The main game is the slowest game on Earth, mainly because of this one Asian lady who is literally taking 5 seconds too long on every single action asked of her. For someone like me this wouldn't be a huge problem, but for someone who is taking like 75% of her hands to the river and often calling multiple bets one at a time on the same street the effect is quite large. The game has slowed from 35-40 hands an hour down to something like 25, and everyone is a bit on edge. The best part is that the lady is lighting chips on fire, rebuying a rack at a time literally every 30 minutes or so. She also successfully requests a set up on the hour 5 hours in a row (2, 3, 4, 5 and 6). On the 5pm setup I comment to the only other guy who stays at the table with me and her that I think we had just gone an entire dealer down without a single player incurring a missed blind button. This has to be some sort of record at Commerce, and I'm glad I was a part of it, but it really didn't bode well for what was about to happen to us.
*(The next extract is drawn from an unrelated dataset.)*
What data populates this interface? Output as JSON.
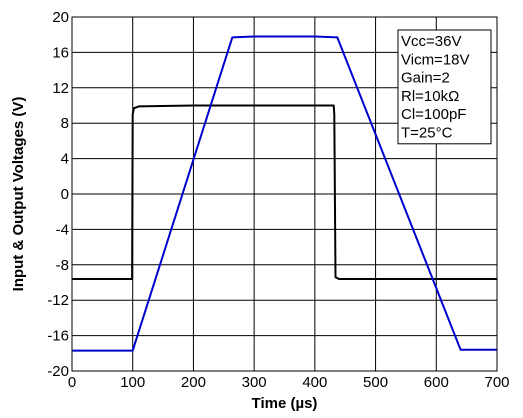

Sure enough the setup is ready and there are 3 of us sitting there, me, the other dude, and the pissed off Asian lady now stuck 5 or 6 racks in the game wanting nothing more than to be pitched two more cards so that she can call to the river with no pair no draw in hopes of getting even. She is now livid and calls the floorman over demanding he get the players back to the game. I say vacantly "Sometimes this happens when you call for a set up" and she looks at me inquisitively (I don't think she understood, but I am of course sitting on her immediate left). I turn to her and ask "Really, what did you think was going to happen?" and leave it at that.

2 comments:

Dave said...

What's a set up?

mikeca said...

A setup in a live poker game means a new set of playing cards. With almost all live games using shuffling machines, it means two decks of cards. While each hand is played, the machine shuffles the other deck for the next hand.

When you change the setup, the dealer has to spread out the deck and check that all the cards are there. New decks are sorted in order to make this check easy. Then mix it up the deck up and put them in the auto-shuffler.

Usually all the players head for the restroom or a smoke, and many don't make it back by the time the new decks are shuffled and the dealer is ready to go.